L’injonction de payer est un acte par lequel le juge ordonne à une personne de payer une somme d’argent. Elle n’implique généralement aucun débat, parce que le juge dispose de l’ensemble des pièces. La majeure partie des injonctions de payer au tribunal d’instance concerne des crédits à la consommation. Or, ce contentieux, caractéristique de l’office du juge d’instance, est éminemment complexe.
Grâce à l’action de certains juges d’instance, l’Union européenne a considéré qu’il fallait que le magistrat puisse soulever des arguments juridiques que le consommateur n’aurait pas pensé à soulever. L’objectif est de contribuer à rétablir l’équilibre dans les parties et d’assurer l’effectivité de la protection du consommateur telle qu’elle est prévue par la directive européenne relative aux contrats de crédit aux consommateurs.
Dans ces conditions, s’il doit y avoir une juridiction nationale (plutôt que 700 tribunaux d’instance) pour traiter ce type de contentieux, alors il faudra que des garanties soient apportées sur la pérennité et la suffisance des moyens en personnels. À défaut, submergés par le flux, les magistrats affectés n’auront plus les moyens de remplir leur rôle et l’équilibre sera rompu, ce qui emportera des conséquences néfastes pour les justiciables.
Le projet semble par conséquent ignorer la mission de « juge de paix » du tribunal d’instance ?
Ce qui fait notre force, c’est cette proximité avec le justiciable. Celle qui nous permet d’exercer utilement notre mission de conciliation, chevillée à notre fonction. Il ne faut pas sombrer dans l’idéalisme, mais il faut assister à une audience d’instance pour comprendre que les enjeux dépassent bien souvent ce que les gens annoncent. Concrètement, derrière un conflit autour d’un arbre qui fait de l’ombre aux rosiers, on découvre un conflit de voisinage plus ancien, souvenir d’un soir de fête où on n’a pas été invité, d’un regard de travers un autre jour… Faut-il balayer ce contentieux ? Non je ne le pense pas. Faut-il sortir tout un arsenal juridique ? Je ne le pense pas non plus.
Alors nous écoutons les parties et puis nous abordons ce pour quoi nous avons été saisis et nous essayons de faire parvenir les parties à une solution. À défaut un jugement tranchant cette question sera rendu. Probablement qu’une partie sera condamnée, mais on s’emploie à ce que celle-ci comprenne pourquoi elle l’a été et qu’elle quitte l’audience avec le sentiment d’avoir été entendue.
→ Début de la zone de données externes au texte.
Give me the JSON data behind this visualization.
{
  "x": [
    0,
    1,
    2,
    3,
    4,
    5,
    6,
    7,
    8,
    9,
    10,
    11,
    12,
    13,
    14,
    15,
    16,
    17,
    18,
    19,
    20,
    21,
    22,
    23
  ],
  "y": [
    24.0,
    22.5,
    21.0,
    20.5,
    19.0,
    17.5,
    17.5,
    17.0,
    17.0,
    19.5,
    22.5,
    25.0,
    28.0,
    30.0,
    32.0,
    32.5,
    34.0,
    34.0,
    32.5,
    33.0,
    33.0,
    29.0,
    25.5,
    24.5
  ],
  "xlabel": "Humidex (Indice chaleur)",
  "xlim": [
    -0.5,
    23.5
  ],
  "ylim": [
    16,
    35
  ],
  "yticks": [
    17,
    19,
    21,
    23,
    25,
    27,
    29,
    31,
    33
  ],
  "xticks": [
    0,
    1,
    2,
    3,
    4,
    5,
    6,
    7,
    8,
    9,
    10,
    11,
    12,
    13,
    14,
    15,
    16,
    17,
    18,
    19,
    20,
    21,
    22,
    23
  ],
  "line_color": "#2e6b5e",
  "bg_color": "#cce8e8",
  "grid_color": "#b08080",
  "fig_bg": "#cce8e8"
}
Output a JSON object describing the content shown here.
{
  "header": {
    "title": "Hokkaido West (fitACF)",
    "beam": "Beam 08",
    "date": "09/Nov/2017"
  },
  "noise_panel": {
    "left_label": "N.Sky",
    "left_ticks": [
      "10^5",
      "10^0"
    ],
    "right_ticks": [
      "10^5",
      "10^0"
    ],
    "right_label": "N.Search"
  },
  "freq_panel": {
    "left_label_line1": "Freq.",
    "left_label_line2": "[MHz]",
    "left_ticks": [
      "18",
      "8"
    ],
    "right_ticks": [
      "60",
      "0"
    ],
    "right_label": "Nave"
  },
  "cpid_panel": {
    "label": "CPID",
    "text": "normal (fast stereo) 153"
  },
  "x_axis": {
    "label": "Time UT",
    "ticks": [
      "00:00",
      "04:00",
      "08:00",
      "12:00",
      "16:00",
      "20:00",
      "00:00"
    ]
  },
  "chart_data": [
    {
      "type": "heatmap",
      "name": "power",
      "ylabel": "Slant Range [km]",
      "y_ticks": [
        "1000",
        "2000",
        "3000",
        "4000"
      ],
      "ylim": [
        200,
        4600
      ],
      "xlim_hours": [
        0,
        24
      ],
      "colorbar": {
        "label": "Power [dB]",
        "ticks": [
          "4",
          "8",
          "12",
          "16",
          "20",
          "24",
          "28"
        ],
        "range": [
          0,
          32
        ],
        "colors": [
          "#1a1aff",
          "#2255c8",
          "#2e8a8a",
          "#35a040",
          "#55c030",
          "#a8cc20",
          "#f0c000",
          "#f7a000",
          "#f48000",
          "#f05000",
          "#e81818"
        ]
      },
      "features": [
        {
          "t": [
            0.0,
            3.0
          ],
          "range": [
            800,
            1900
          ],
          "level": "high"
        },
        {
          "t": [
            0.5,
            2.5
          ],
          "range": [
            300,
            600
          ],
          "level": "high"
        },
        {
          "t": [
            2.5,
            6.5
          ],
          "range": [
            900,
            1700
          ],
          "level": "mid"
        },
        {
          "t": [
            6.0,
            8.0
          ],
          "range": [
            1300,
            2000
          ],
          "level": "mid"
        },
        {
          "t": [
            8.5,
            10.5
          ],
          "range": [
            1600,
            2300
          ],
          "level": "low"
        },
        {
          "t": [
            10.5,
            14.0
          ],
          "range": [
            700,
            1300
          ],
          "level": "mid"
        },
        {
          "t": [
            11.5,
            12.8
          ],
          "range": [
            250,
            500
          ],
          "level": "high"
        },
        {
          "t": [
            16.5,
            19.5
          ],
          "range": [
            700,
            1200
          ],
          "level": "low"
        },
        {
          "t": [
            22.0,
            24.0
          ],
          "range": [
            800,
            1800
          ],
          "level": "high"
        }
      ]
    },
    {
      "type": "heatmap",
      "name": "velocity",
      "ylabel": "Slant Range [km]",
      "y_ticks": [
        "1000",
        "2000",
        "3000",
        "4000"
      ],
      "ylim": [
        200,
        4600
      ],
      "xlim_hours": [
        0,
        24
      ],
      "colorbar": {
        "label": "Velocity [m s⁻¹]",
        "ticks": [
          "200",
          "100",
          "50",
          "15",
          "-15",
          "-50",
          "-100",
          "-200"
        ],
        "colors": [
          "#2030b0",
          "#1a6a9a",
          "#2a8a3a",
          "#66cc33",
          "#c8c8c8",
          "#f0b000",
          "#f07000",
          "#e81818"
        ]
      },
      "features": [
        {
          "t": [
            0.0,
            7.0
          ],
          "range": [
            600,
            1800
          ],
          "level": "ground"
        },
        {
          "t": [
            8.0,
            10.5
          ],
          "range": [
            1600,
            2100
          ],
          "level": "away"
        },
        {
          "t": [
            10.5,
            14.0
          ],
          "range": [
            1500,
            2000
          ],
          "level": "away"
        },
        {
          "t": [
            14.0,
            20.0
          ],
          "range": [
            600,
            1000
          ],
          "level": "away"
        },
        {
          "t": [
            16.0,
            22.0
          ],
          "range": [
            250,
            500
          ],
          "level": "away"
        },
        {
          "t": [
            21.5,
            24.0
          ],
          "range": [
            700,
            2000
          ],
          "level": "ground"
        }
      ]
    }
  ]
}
Avec la perspective d’un mode unique de saisine du tribunal, le réflexe du recours au juge sera-t-il toujours aussi évident ? Les gens accepteront-ils d’engager des frais d’huissier pour que leur cas soit évoqué ? Pas sûr… Pour autant, leur problème aura-t-il disparu ? Pas sûr non plus. Puisqu’il est question de justice de qualité : plutôt que de restreindre le nombre de dossiers qui viennent devant le juge, pourquoi ne pas augmenter le nombre de juges ?
Juge d’instance, c’est plus qu’un métier, c’est un sacerdoce ?
Peut-être pas, tout de même ! Mais c’est une fonction prenante. On ne devient jamais juge d’instance par hasard. Je le répète un peu trop souvent, mais pour être juge d’instance, il faut aimer les gens au moins autant qu’on aime le droit.